Un secolo fa, una chiesa sarda compì un “trasloco” davvero straordinario: fu smontata pietra dopo pietra e ricostruita in un nuovo luogo, come se fosse un gigantesco puzzle.

Era il 1923 quando si decise di spostare la piccola Chiesetta di San Pietro di Zuri, nel territorio di Ghilarza, dal fondo della vallata a un’altura poco distante. Il motivo? Proprio dove sorgeva, di lì a poco, sarebbe nato il lago più grande della Sardegna: l’Omodeo. La creazione del nuovo invaso artificiale avrebbe sommerso l’antico villaggio di Zuri, costringendo gli abitanti a ricostruire le loro case altrove.

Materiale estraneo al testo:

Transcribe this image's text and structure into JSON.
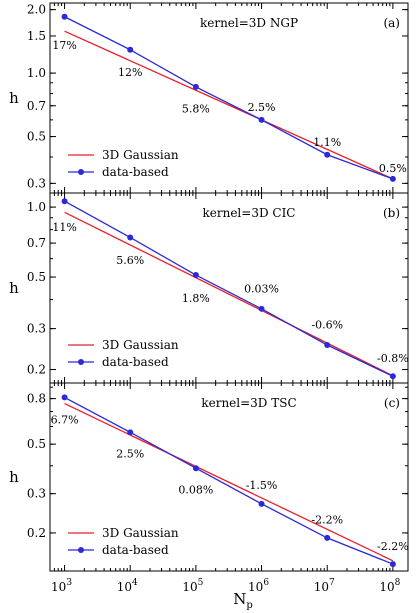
{
  "chart_data": [
    {
      "type": "line",
      "kernel_label": "kernel=3D NGP",
      "panel_tag": "(a)",
      "ylabel": "h",
      "xlabel": "",
      "x_scale": "log",
      "y_scale": "log",
      "xlim": [
        600,
        170000000
      ],
      "ylim": [
        0.27,
        2.15
      ],
      "x_ticks": [
        {
          "value": 1000,
          "base": "10",
          "exp": "3"
        },
        {
          "value": 10000,
          "base": "10",
          "exp": "4"
        },
        {
          "value": 100000,
          "base": "10",
          "exp": "5"
        },
        {
          "value": 1000000,
          "base": "10",
          "exp": "6"
        },
        {
          "value": 10000000,
          "base": "10",
          "exp": "7"
        },
        {
          "value": 100000000,
          "base": "10",
          "exp": "8"
        }
      ],
      "y_ticks": [
        {
          "value": 0.3,
          "label": "0.3"
        },
        {
          "value": 0.5,
          "label": "0.5"
        },
        {
          "value": 0.7,
          "label": "0.7"
        },
        {
          "value": 1.0,
          "label": "1.0"
        },
        {
          "value": 1.5,
          "label": "1.5"
        },
        {
          "value": 2.0,
          "label": "2.0"
        }
      ],
      "series": [
        {
          "name": "3D Gaussian",
          "color": "#e8202a",
          "marker": false,
          "x": [
            1000,
            100000000
          ],
          "y": [
            1.58,
            0.315
          ]
        },
        {
          "name": "data-based",
          "color": "#2a2ad8",
          "marker": true,
          "x": [
            1000,
            10000,
            100000,
            1000000,
            10000000,
            100000000
          ],
          "y": [
            1.85,
            1.29,
            0.86,
            0.6,
            0.41,
            0.315
          ]
        }
      ],
      "annotations": [
        {
          "x": 1000,
          "y": 1.3,
          "text": "17%"
        },
        {
          "x": 10000,
          "y": 0.97,
          "text": "12%"
        },
        {
          "x": 100000,
          "y": 0.65,
          "text": "5.8%"
        },
        {
          "x": 1000000,
          "y": 0.66,
          "text": "2.5%"
        },
        {
          "x": 10000000,
          "y": 0.45,
          "text": "1.1%"
        },
        {
          "x": 100000000,
          "y": 0.34,
          "text": "0.5%"
        }
      ],
      "legend_position": "bottom-left"
    },
    {
      "type": "line",
      "kernel_label": "kernel=3D CIC",
      "panel_tag": "(b)",
      "ylabel": "h",
      "xlabel": "",
      "x_scale": "log",
      "y_scale": "log",
      "xlim": [
        600,
        170000000
      ],
      "ylim": [
        0.175,
        1.15
      ],
      "x_ticks": [
        {
          "value": 1000,
          "base": "10",
          "exp": "3"
        },
        {
          "value": 10000,
          "base": "10",
          "exp": "4"
        },
        {
          "value": 100000,
          "base": "10",
          "exp": "5"
        },
        {
          "value": 1000000,
          "base": "10",
          "exp": "6"
        },
        {
          "value": 10000000,
          "base": "10",
          "exp": "7"
        },
        {
          "value": 100000000,
          "base": "10",
          "exp": "8"
        }
      ],
      "y_ticks": [
        {
          "value": 0.2,
          "label": "0.2"
        },
        {
          "value": 0.3,
          "label": "0.3"
        },
        {
          "value": 0.5,
          "label": "0.5"
        },
        {
          "value": 0.7,
          "label": "0.7"
        },
        {
          "value": 1.0,
          "label": "1.0"
        }
      ],
      "series": [
        {
          "name": "3D Gaussian",
          "color": "#e8202a",
          "marker": false,
          "x": [
            1000,
            100000000
          ],
          "y": [
            0.95,
            0.188
          ]
        },
        {
          "name": "data-based",
          "color": "#2a2ad8",
          "marker": true,
          "x": [
            1000,
            10000,
            100000,
            1000000,
            10000000,
            100000000
          ],
          "y": [
            1.06,
            0.74,
            0.51,
            0.365,
            0.255,
            0.187
          ]
        }
      ],
      "annotations": [
        {
          "x": 1000,
          "y": 0.79,
          "text": "11%"
        },
        {
          "x": 10000,
          "y": 0.57,
          "text": "5.6%"
        },
        {
          "x": 100000,
          "y": 0.39,
          "text": "1.8%"
        },
        {
          "x": 1000000,
          "y": 0.43,
          "text": "0.03%"
        },
        {
          "x": 10000000,
          "y": 0.3,
          "text": "-0.6%"
        },
        {
          "x": 100000000,
          "y": 0.215,
          "text": "-0.8%"
        }
      ],
      "legend_position": "bottom-left"
    },
    {
      "type": "line",
      "kernel_label": "kernel=3D TSC",
      "panel_tag": "(c)",
      "ylabel": "h",
      "xlabel": "N_p",
      "x_scale": "log",
      "y_scale": "log",
      "xlim": [
        600,
        170000000
      ],
      "ylim": [
        0.135,
        0.94
      ],
      "x_ticks": [
        {
          "value": 1000,
          "base": "10",
          "exp": "3"
        },
        {
          "value": 10000,
          "base": "10",
          "exp": "4"
        },
        {
          "value": 100000,
          "base": "10",
          "exp": "5"
        },
        {
          "value": 1000000,
          "base": "10",
          "exp": "6"
        },
        {
          "value": 10000000,
          "base": "10",
          "exp": "7"
        },
        {
          "value": 100000000,
          "base": "10",
          "exp": "8"
        }
      ],
      "y_ticks": [
        {
          "value": 0.2,
          "label": "0.2"
        },
        {
          "value": 0.3,
          "label": "0.3"
        },
        {
          "value": 0.5,
          "label": "0.5"
        },
        {
          "value": 0.8,
          "label": "0.8"
        }
      ],
      "series": [
        {
          "name": "3D Gaussian",
          "color": "#e8202a",
          "marker": false,
          "x": [
            1000,
            100000000
          ],
          "y": [
            0.76,
            0.15
          ]
        },
        {
          "name": "data-based",
          "color": "#2a2ad8",
          "marker": true,
          "x": [
            1000,
            10000,
            100000,
            1000000,
            10000000,
            100000000
          ],
          "y": [
            0.81,
            0.565,
            0.39,
            0.27,
            0.19,
            0.145
          ]
        }
      ],
      "annotations": [
        {
          "x": 1000,
          "y": 0.62,
          "text": "6.7%"
        },
        {
          "x": 10000,
          "y": 0.435,
          "text": "2.5%"
        },
        {
          "x": 100000,
          "y": 0.3,
          "text": "0.08%"
        },
        {
          "x": 1000000,
          "y": 0.315,
          "text": "-1.5%"
        },
        {
          "x": 10000000,
          "y": 0.22,
          "text": "-2.2%"
        },
        {
          "x": 100000000,
          "y": 0.168,
          "text": "-2.2%"
        }
      ],
      "legend_position": "bottom-left"
    }
  ],
  "x_axis_title": {
    "base": "N",
    "sub": "p"
  }
}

Ma cosa fare di una gemma architettonica come la Chiesa di San Pietro? Non era una semplice casa: era un raro esempio di romanico lombardo con accenti gotici, progettata da Anselmo da Como intorno al 1290, tutta in pietra da taglio. La facciata mostrava tre arcate a pieno centro su massicci pilastri, e il portale era scolpito con figure della Madonna, di San Pietro e di altri santi, un piccolo tesoro di arte e devozione.

Non restava che salvarla dall’acqua. Così, si decise di smontarla con cura, mattone dopo mattone, e di rimontarla come un enorme mosaico di roccia lavica. I lavori si conclusero nel 1923, e nell’aprile del 1924 la chiesa fu inaugurata alla presenza del re Vittorio Emanuele III.

Oggi, la Chiesa di San Pietro continua a splendere nel nuovo borgo di Zuri, in via Galliano 10, testimone di un’incredibile avventura che l’ha salvata dall’oblio e dalle acque del lago.